Le portail Internet diversite-emploi.com, réservé aux demandeurs d’emploi se sentant victimes de discrimination, ne figure pas dans ce guide. Le lancement de cet outil, né mi-2006 d’un partenariat entre l’ex-ministère de la Promotion de l’égalité des chances, l’ANPE, le Medef et le site américain Monster.fr, avait suscité quelques remous dans le landerneau du recrutement en ligne. Au point que le ministère a précisé qu’aucun centime d’argent public n’y avait été investi. « S’il s’agit d’ouvrir tous les emplois à la diversité, pourquoi confier à un seul site privé l’hébergement et la commercialisation du portail ? » tempête Valérie Vaillant. La présidente de l’Association des professionnels pour la promotion de l’emploi sur Internet (Appei) n’a pas digéré que ses 15 sites adhérents aient été exclus de l’initiative. Et conteste le contenu donné à l’opération, avec ses offres labellisées « prodiversité » et payantes (600 euros par offre). « Les emplois ne sont pas réservés, précise Claude Monnier, DRH Europe du Sud de Monster. Pour afficher ce label sur son offre, l’employeur s’engage à respecter la législation antidiscrimination. »

Reste que le marché du « recrutement diversité » ne décolle pas. Diversite-emploi.com affichait, en juin, 1 000 offres… toutes issues de Manpower. « Beaucoup ne correspondent pas aux profils des candidats, et vice versa. Il y a souvent un problème d’adéquation entre l’offre et la demande », reprend Claude Monnier. Une dizaine d’acteurs (voir encadré) proposent aux DRH des candidats issus de la diversité. En se faisant parfois rémunérer. Ce qui ne fait pas l’unanimité. « Nous participons à des forums payants dédiés aux candidats de la diversité. Nous ne souhaitons pas rémunérer, en plus, un cabinet », note Bénédicte Monneron, responsable du recrutement à BNP Paribas. « Rendre plus objectif le processus d’embauche ne suffit pas. Il faut diversifier en même temps les canaux de recrutement. Les cabinets spécialisés nous facilitent la tâche », estime, en revanche, Françoise Guichard, directrice du développement durable de Gaz de France, qui s’appuie notamment sur APC Recrutement pour présélectionner ses apprentis. Depuis, le groupe dépasse son engagement de recruter, chaque année, 10 % de candidats dans les quartiers sensibles. « Avec les cabinets spécialisés, nous rencontrons de nouveaux profils », renchérit Nathalie Louis, DRH d’Auchan Fontenay-sous-Bois, qui a sillonné, fin 2006, cinq cités dans un 30 tonnes affrété par le cabinet Nes.
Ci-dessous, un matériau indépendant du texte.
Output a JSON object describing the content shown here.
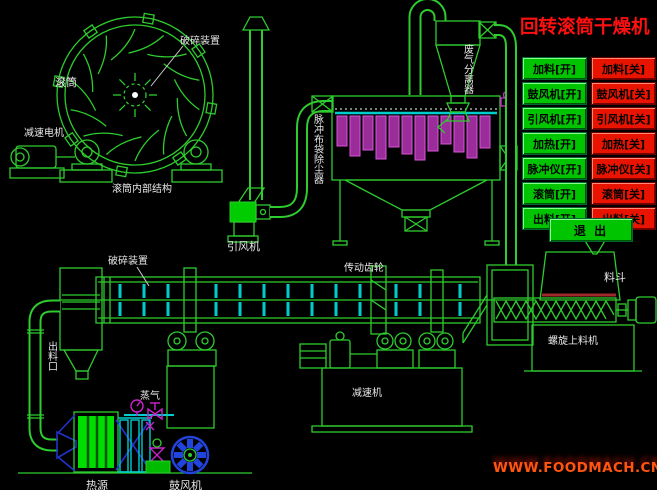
{
  "title": "回转滚筒干燥机",
  "watermark": "WWW.FOODMACH.CN",
  "control_panel": {
    "on_buttons": [
      "加料[开]",
      "鼓风机[开]",
      "引风机[开]",
      "加热[开]",
      "脉冲仪[开]",
      "滚筒[开]",
      "出料[开]"
    ],
    "off_buttons": [
      "加料[关]",
      "鼓风机[关]",
      "引风机[关]",
      "加热[关]",
      "脉冲仪[关]",
      "滚筒[关]",
      "出料[关]"
    ],
    "exit_button": "退 出"
  },
  "diagram_labels": {
    "crusher_device_top": "破碎装置",
    "drum": "滚筒",
    "gear_motor": "减速电机",
    "drum_internal_structure": "滚筒内部结构",
    "pulse_bag_dust_collector": "脉冲布袋除尘器",
    "waste_gas_separator": "废气分离器",
    "induced_draft_fan": "引风机",
    "crusher_device_mid": "破碎装置",
    "drive_gear": "传动齿轮",
    "hopper": "料斗",
    "screw_feeder": "螺旋上料机",
    "reducer": "减速机",
    "discharge_outlet": "出料口",
    "steam": "蒸气",
    "heat_source": "热源",
    "blower": "鼓风机"
  },
  "colors": {
    "line_green": "#2ecc2e",
    "bright_green": "#00cc00",
    "cyan": "#00cccc",
    "magenta": "#cc22cc",
    "blue": "#2233cc",
    "title_red": "#ff1010",
    "button_green": "#00c400",
    "button_red": "#e81400",
    "watermark_orange": "#ff5511",
    "bag_fill": "#9b2d9b"
  }
}
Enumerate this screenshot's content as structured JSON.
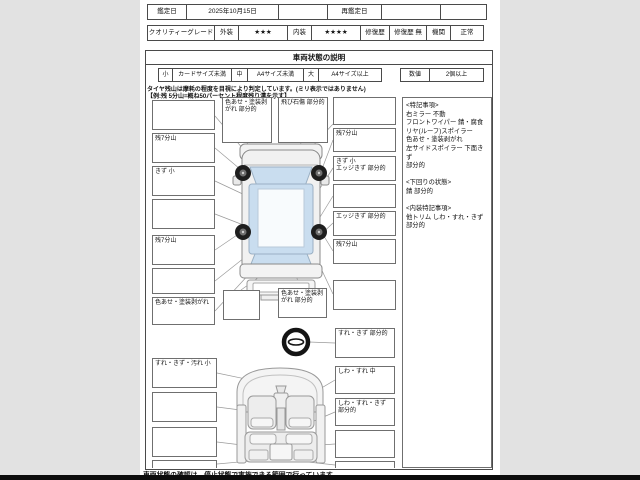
{
  "header": {
    "appraisal_date_label": "鑑定日",
    "appraisal_date_value": "2025年10月15日",
    "reappraisal_date_label": "再鑑定日",
    "quality_grade_label": "クオリティーグレード",
    "exterior_label": "外装",
    "exterior_stars": "★★★",
    "interior_label": "内装",
    "interior_stars": "★★★★",
    "repair_label": "修復歴",
    "repair_value": "修復歴 無",
    "engine_label": "機関",
    "engine_value": "正常"
  },
  "section": {
    "title": "車両状態の説明",
    "legend": {
      "small_key": "小",
      "small_value": "カードサイズ未満",
      "medium_key": "中",
      "medium_value": "A4サイズ未満",
      "large_key": "大",
      "large_value": "A4サイズ以上",
      "count_key": "数値",
      "count_value": "2個以上"
    },
    "note_line1": "タイヤ残山は摩耗の程度を目視により判定しています。(ミリ表示ではありません)",
    "note_line2": "【例:残 5分山=概ね50パーセント程度残り溝を示す】"
  },
  "callouts": {
    "top_roof": "色あせ・塗装剥がれ 部分的",
    "top_windshield": "飛び石傷 部分的",
    "left_1": "",
    "left_2": "残7分山",
    "left_3": "きず 小",
    "left_4": "",
    "left_5": "残7分山",
    "left_6": "",
    "left_7": "色あせ・塗装剥がれ",
    "left_8": "すれ・きず・汚れ 小",
    "left_9": "",
    "left_10": "",
    "left_11": "",
    "mid_1": "",
    "mid_2": "色あせ・塗装剥がれ 部分的",
    "right_1": "",
    "right_2": "残7分山",
    "right_3": "きず 小\nエッジきず 部分的",
    "right_4": "",
    "right_5": "エッジきず 部分的",
    "right_6": "残7分山",
    "right_7": "",
    "right_8": "すれ・きず 部分的",
    "right_9": "しわ・すれ 中",
    "right_10": "しわ・すれ・きず 部分的",
    "right_11": "",
    "right_12": ""
  },
  "remarks_panel": {
    "text": "<特記事項>\n右ミラー 不動\nフロントワイパー 錆・腐食\nリヤ(ルーフ)スポイラー\n色あせ・塗装剥がれ\n左サイドスポイラー 下面きず\n部分的\n\n<下回りの状態>\n錆 部分的\n\n<内装特記事項>\n他トリム しわ・すれ・きず 部分的"
  },
  "footer": {
    "text": "車両状態の確認は、停止状態で実施できる範囲で行っています。"
  },
  "colors": {
    "window_blue": "#c9ddef",
    "page_bg": "#ffffff",
    "margin_gray": "#e2e2e2"
  }
}
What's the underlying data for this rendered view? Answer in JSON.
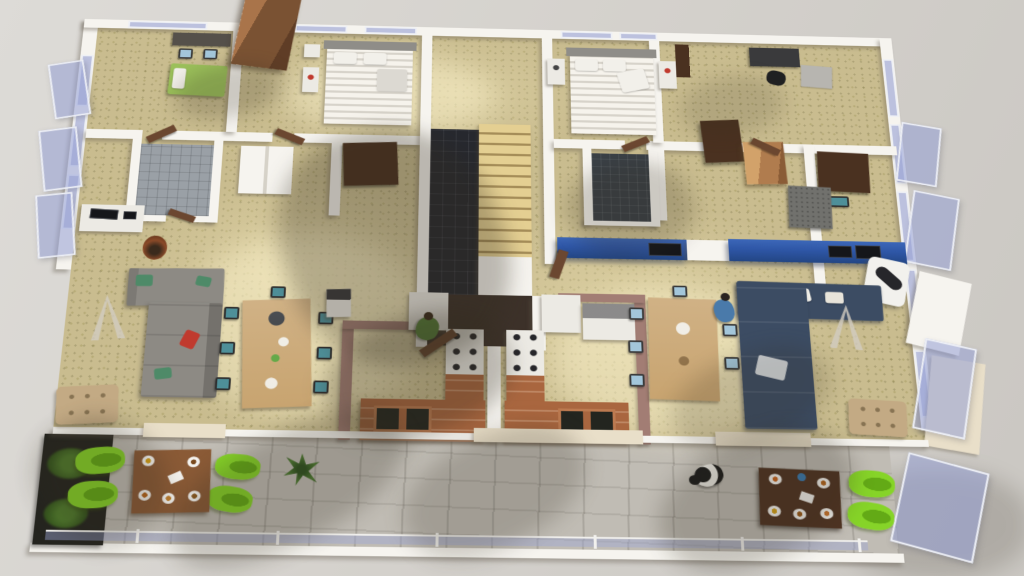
{
  "view": {
    "type": "3d-architectural-floorplan",
    "description": "Bird's-eye perspective cutaway render of a residential floor with two mirrored apartments, central staircase core, and a shared front balcony",
    "camera": "elevated front-top view",
    "visible_text": ""
  },
  "palette": {
    "bg": "#d5d2cd",
    "wall": "#f6f4ef",
    "floor": "#c9bc8f",
    "balcony": "#c0bcb4",
    "darkTile": "#26282e",
    "stair": "#d9c184",
    "stairEdge": "#a58d58",
    "vestibule": "#3c3129",
    "bathTile": "#9aa0a6",
    "terracotta": "#a9663f",
    "terracottaLight": "#bc7a50",
    "mauve": "#a27d74",
    "blueWall": "#2e56a6",
    "glassBorder": "#eef0f5",
    "sofaGray": "#8d8a84",
    "sofaNavy": "#3c4c63",
    "woodLight": "#c8a470",
    "woodMid": "#8a5a36",
    "woodDark": "#5d3a24",
    "woodDoor": "#6b4730",
    "wardrobe": "#7a5233",
    "wardrobeDark": "#4a3120",
    "tealChair": "#4e8f99",
    "blueChair": "#a3c6da",
    "greenChair": "#86d428",
    "greenChairDark": "#63aa16",
    "ottoman": "#c3aa84",
    "plantRust": "#8a4a28",
    "concrete": "#71716d",
    "cream": "#e9dfc9",
    "fridge": "#eceae4",
    "shadow": "rgba(50,44,30,0.30)",
    "sun": "rgba(255,246,208,0.45)",
    "personGreen": "#5a8a3c",
    "personBlue": "#4a7aaa",
    "red": "#c03a2e",
    "greenPillow": "#4e8a68"
  },
  "legend": {
    "units": [
      {
        "name": "left-apartment",
        "rooms": [
          "bedroom-1",
          "master-bedroom",
          "bathroom",
          "living-dining-room",
          "kitchen",
          "balcony"
        ],
        "furniture": [
          "desk-with-blue-chairs",
          "green-single-bed",
          "striped-double-bed",
          "tv-console",
          "gray-l-sofa",
          "tripod-floor-lamp",
          "tufted-ottoman",
          "wood-dining-table-teal-chairs",
          "u-shaped-terracotta-kitchen-counter",
          "gas-stove",
          "double-sink",
          "fridge",
          "balcony-dining-table",
          "green-lounge-chairs",
          "palm-plant",
          "standing-person"
        ]
      },
      {
        "name": "right-apartment",
        "rooms": [
          "master-bedroom",
          "office-bedroom",
          "bathroom",
          "living-dining-room",
          "kitchen",
          "balcony"
        ],
        "furniture": [
          "striped-double-bed",
          "office-desk-black-chair",
          "blue-tv-walls",
          "suspended-fireplace",
          "navy-l-sofa",
          "wood-dining-table-blue-chairs",
          "tripod-floor-lamp",
          "tufted-ottoman",
          "concrete-block",
          "wood-cabinet",
          "dark-wardrobe",
          "kitchen-counter",
          "balcony-dining-table",
          "green-lounge-chairs",
          "dog",
          "standing-person"
        ]
      }
    ],
    "shared": [
      "central-staircase",
      "dark-tile-landing",
      "entry-vestibule",
      "glass-facade-panels",
      "front-balcony",
      "planters"
    ]
  }
}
Structurer l’offre. Même démarche à la SNCF, qui mobilise ANPE et associations avec l’agence ID Industry. La méthode fait florès : 98 % des recrues de 2006 ont reconnu qu’elles n’auraient pas postulé. Les réticences des entreprises n’ont pas lieu d’être pour Alain Gavand, fondateur du cabinet éponyme et initiateur de l’association À compétence égale, qui propose des outils objectivant les procédures d’embauche. « Les associations spécialisées pèsent 10 000 candidatures au mieux. C’est dérisoire face aux besoins. Plus l’offre sera structurée, plus la diversité pénétrera les entreprises. » Ce n’est pas pour demain. Car, comme le constate l’IMS, les initiatives en faveur de la diversité ethnique restent minoritaires, comparé à celles dédiées à l’égalité professionnelle et aux personnes handicapées. La discrimination positive à la française a beaucoup de progrès à faire.

Une poignée d’acteurs spécialisés

Ils sont une dizaine à peine à proposer aux DRH des candidats issus de la diversité. Pas exclusivement l’Afij : l’association, créée en 1994 par des organisations étudiantes, accompagne tous les diplômés du supérieur. Peu sont issus de réseaux communautaires, comme Africagora ou l’Afip (Association pour favoriser l’intégration professionnelle), qui organise parrainages et job datings. Beaucoup sont issus de démarches militantes et citoyennes, comme le cabinet Emploi & Diversité d’IMS-Entreprendre, APC Recrutement, l’un des seuls associatifs à se faire rémunérer, à hauteur de 10 % du salaire annuel brut de la recrue, ou, à Lyon, Nes, cabinet initialement spécialisé dans la médiation sociale et la lutte contre la violence. « Je veux mettre mon expérience au service des jeunes que j’ai vus grandir », souligne Abdel Belmokadem, fondateur de Nes, qui a lui-même grandi dans le quartier du Mas-du-Taureau, à Vaulx-en-Velin, et été le premier « médiateur » de l’Hexagone après les émeutes d’octobre 1990.